On Tuesday, Citon hosted FBI Special Agent Lizabeth Lehrkamp as a speaker in its Vital Education Series (VES). Lehkamp, who works in the Bureau’s Cyber Security Division, focused on the”New Normal,” a business model that includes network security as a key component for success and survival. Below are the top takeaways from the event:
1. We’re not talking about network security, we’re talking about your business. In 1975, 17 percent of a company’s assets, on average, were considered “digital.” By 2009, that number had grown to 81 percent. The business world is changing. The “new normal” includes a business model that treats network security as an absolute necessity for prosperity. Those who continue to operate with network security as an “add on” will end up hurting in the long run. This is the new reality.
2. Understand the Risk. When companies are breached, the consequences include monetary losses in more than one way. Costs associated with data breaches reach far and wide… from public relations expenses to, often times, an overhaul of employees. Don’t forget about credit monitoring for customers and the inevitable huge blow to profits due to customer distrust. The list goes on, and in the “new normal,” the threat of a breach is inevitable, no matter the size of the company.
3. It doesn’t matter where you’re doing business — your company has valuable information. Businesses that operate outside the realm of America’s largest cities might feel like they couldn’t possibly be a target. Truth is, they are. Every company stores data that is valuable to someone — whether it be financial information, intellectual property or customer data. Often times, small companies are hacked simply because there’s an opportunity for a criminal to access their network. Those compromising networks actively look for companies that haven’t taken the necessary steps to protect themselves — and they strike at the opportunity to steal information.
4.You are a target. When you’re not being targeted by hackers motivated purely by finances, your company could find itself the target of hacktivists. Hacktivists are activists who use cyber crime to target those they take issue with. Lehrkamp gave an example of one accounting firm that found itself the victim of hacktivists — not because the activists directly took issue with the company, but because they took issue with one of the company’s clients. Without realizing it, they were exposed, resulting in the loss of finances and clients.

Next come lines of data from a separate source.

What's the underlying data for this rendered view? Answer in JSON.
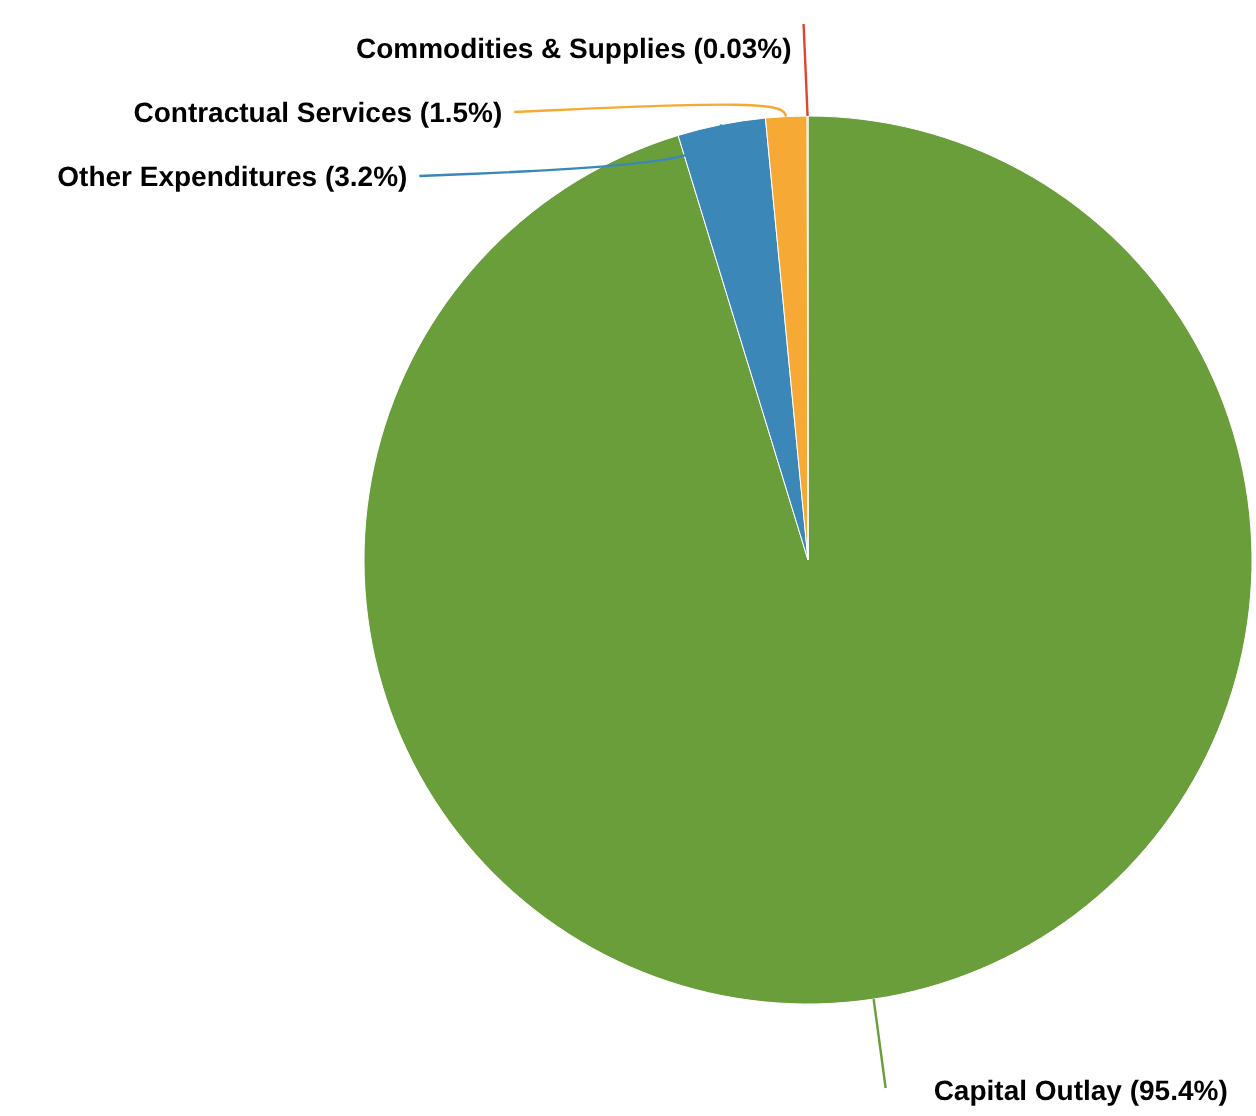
{
  "chart_data": {
    "type": "pie",
    "categories": [
      "Capital Outlay",
      "Other Expenditures",
      "Contractual Services",
      "Commodities & Supplies"
    ],
    "values": [
      95.4,
      3.2,
      1.5,
      0.03
    ],
    "value_labels": [
      "(95.4%)",
      "(3.2%)",
      "(1.5%)",
      "(0.03%)"
    ],
    "colors": [
      "#6a9e3a",
      "#3b88b8",
      "#f6a935",
      "#e0452f"
    ],
    "legend": false
  }
}
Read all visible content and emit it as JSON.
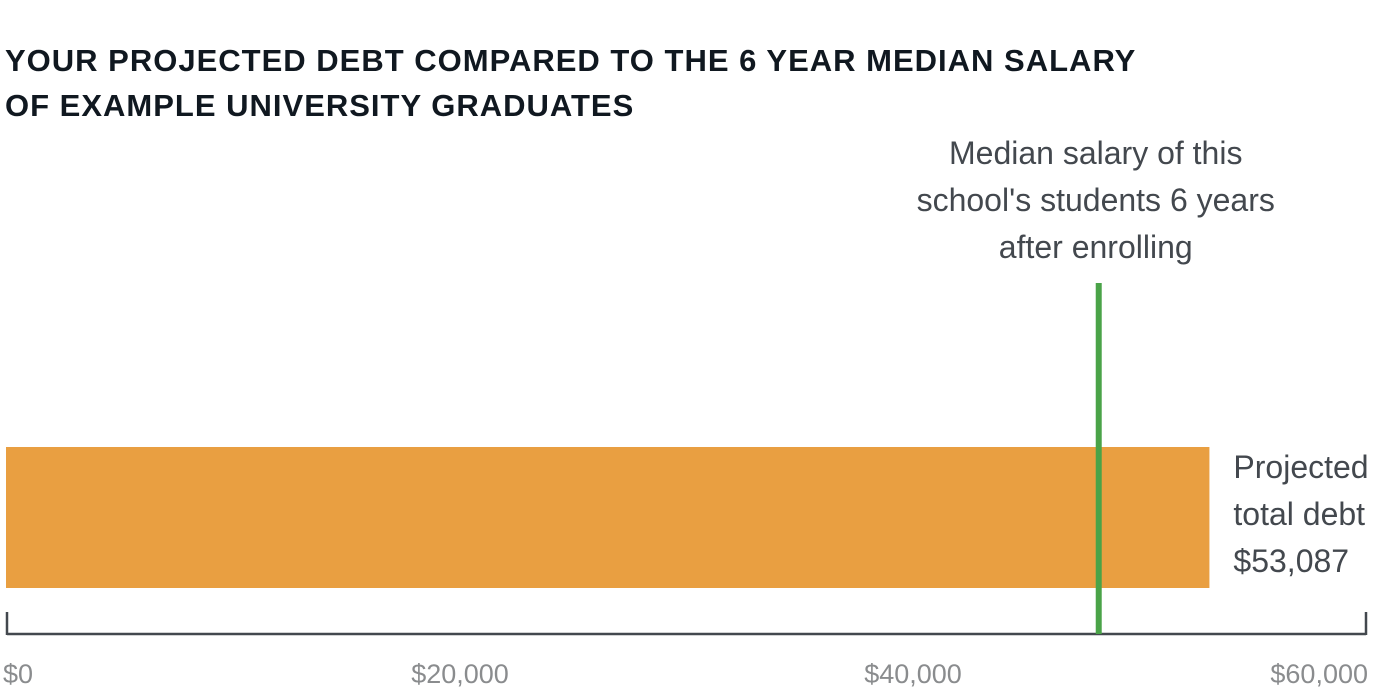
{
  "chart_data": {
    "type": "bar",
    "orientation": "horizontal",
    "title_lines": [
      "YOUR PROJECTED DEBT COMPARED TO THE 6 YEAR MEDIAN SALARY",
      "OF EXAMPLE UNIVERSITY GRADUATES"
    ],
    "series": [
      {
        "name": "Projected total debt",
        "value": 53087,
        "label_lines": [
          "Projected",
          "total debt",
          "$53,087"
        ],
        "color": "#e99f41"
      }
    ],
    "reference_line": {
      "name": "Median salary",
      "value": 48200,
      "label_lines": [
        "Median salary of this",
        "school's students 6 years",
        "after enrolling"
      ],
      "color": "#4aa348"
    },
    "x_axis": {
      "range": [
        0,
        60000
      ],
      "ticks": [
        0,
        20000,
        40000,
        60000
      ],
      "tick_labels": [
        "$0",
        "$20,000",
        "$40,000",
        "$60,000"
      ],
      "color": "#43484e"
    },
    "xlabel": "",
    "ylabel": "",
    "grid": false,
    "legend": "none"
  }
}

5. Need to convince someone within your organization to take network security seriously? Talk about the bottom line. Implementing and operating a sufficient network security plan takes time and resources — there’s no way around it. In the midst of this changing business climate, some asset owners have been slow to recognize this necessity. The truth is, operating a vulnerable network is a great way to lose money. As Lehrkamp put it, Risk = Threat x Vulnerability x Consequence.